As the words of another touch us, the astonishing loop of communicative contact is closed. What began as an emotion or thought in the mind of the speaker has landed in our heart-minds. For the voyage, the speaker’s thought was enclosed in the conditioned craft of language and launched into the world as speech sounds. Our ears were touched in the contact of raw sensation, and our minds, touched in mental contact, interpreted those sounds. Then the associative machinery of a conditioned lifetime took this input and proliferated it into thoughts, emotions, and internal visual images. All of these reactions yield the experience we call understanding, as in “I understand what you said.” But the constructed and subjective nature of that understanding is rarely observed in action, or taken into account in our felt sense of everyday communication.

In meditation, mindfulness reveals this process of mutual contact, and the reactivity that almost always accompanies verbal communication. In Insight Dialogue, we see how compelling we find each other’s stories. We are attracted to the words and the cadence of our companions, as some part of our psyche is filled with the sweetness of apparent contact. We inhabit the story we are being told, internally creating its images and emotions in an effort to understand and empathize. We are taking it as our own.

Listen Deeply has active and perceptive aspects. In active listening, we apply the energy of attention to the many qualities of experience. We seek understanding, absorb detail, and navigate the inlets and bays of the ever-shifting coastline of verbal relating. The receptive aspect of Listen Deeply emphasizes the stability and sensitivity of awareness. There is no reaching out, no going anywhere. We are calm and vigilant. There is no grasping at what is heard.

We shift from focused attention to meanings, emotions, or energetic presence to a wider listening. With this shift, the overall flow and direction of the dialogue become more readily perceived. Rather than attending to individual words, we may allow the river of sound to pour over us, revealing its larger contours. Changes in pitch and loudness may become more musical than linguistic in nature; energetic changes can be seen as changing sensation.

Deep listening meditation teaches us to discern in all sounds the rising and passing of experience; this is wisdom. It also teaches us to discern the pains and joys of our shared human experience; this is compassion. As these different qualities of listening emerge, we meet their emergence with trust.

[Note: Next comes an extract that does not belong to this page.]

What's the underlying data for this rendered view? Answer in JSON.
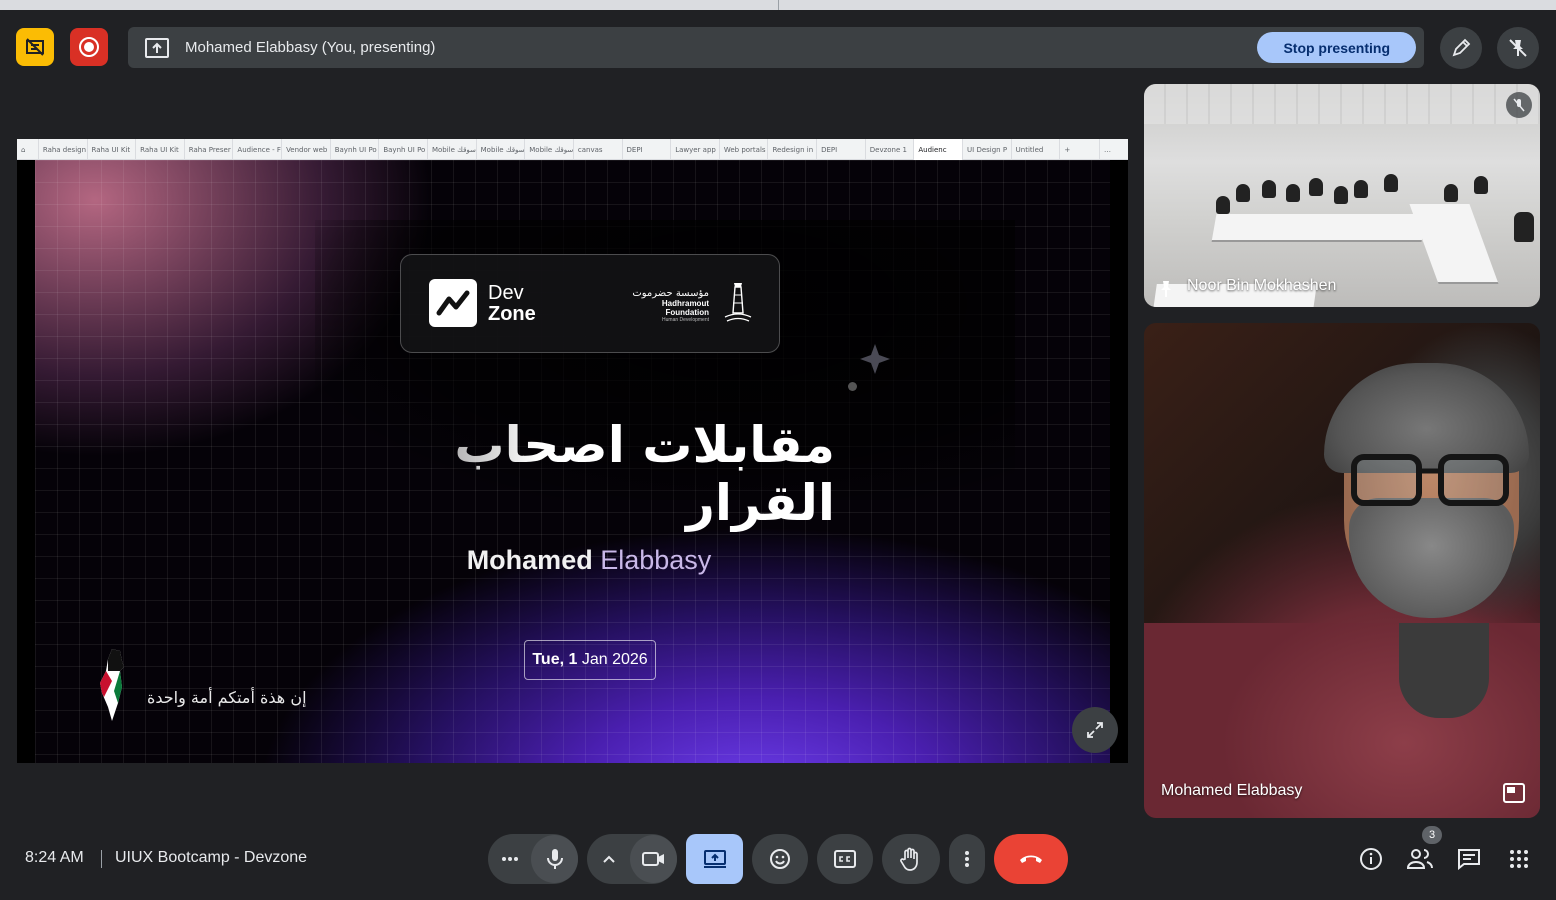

Listen Deeply rests on personal silent practice. Listening is stillness and the vibrating of that stillness. Receptive listening dissolves selfishness. Its inherent stillness allows the cries of internal self-making to die down. Attention is not gathered around me and my needs. Even so, listening deeply also includes a delicate inward listening that parallels and enables receptive listening to the other. There is no-self that Listens Deeply as the Truth speaks itself.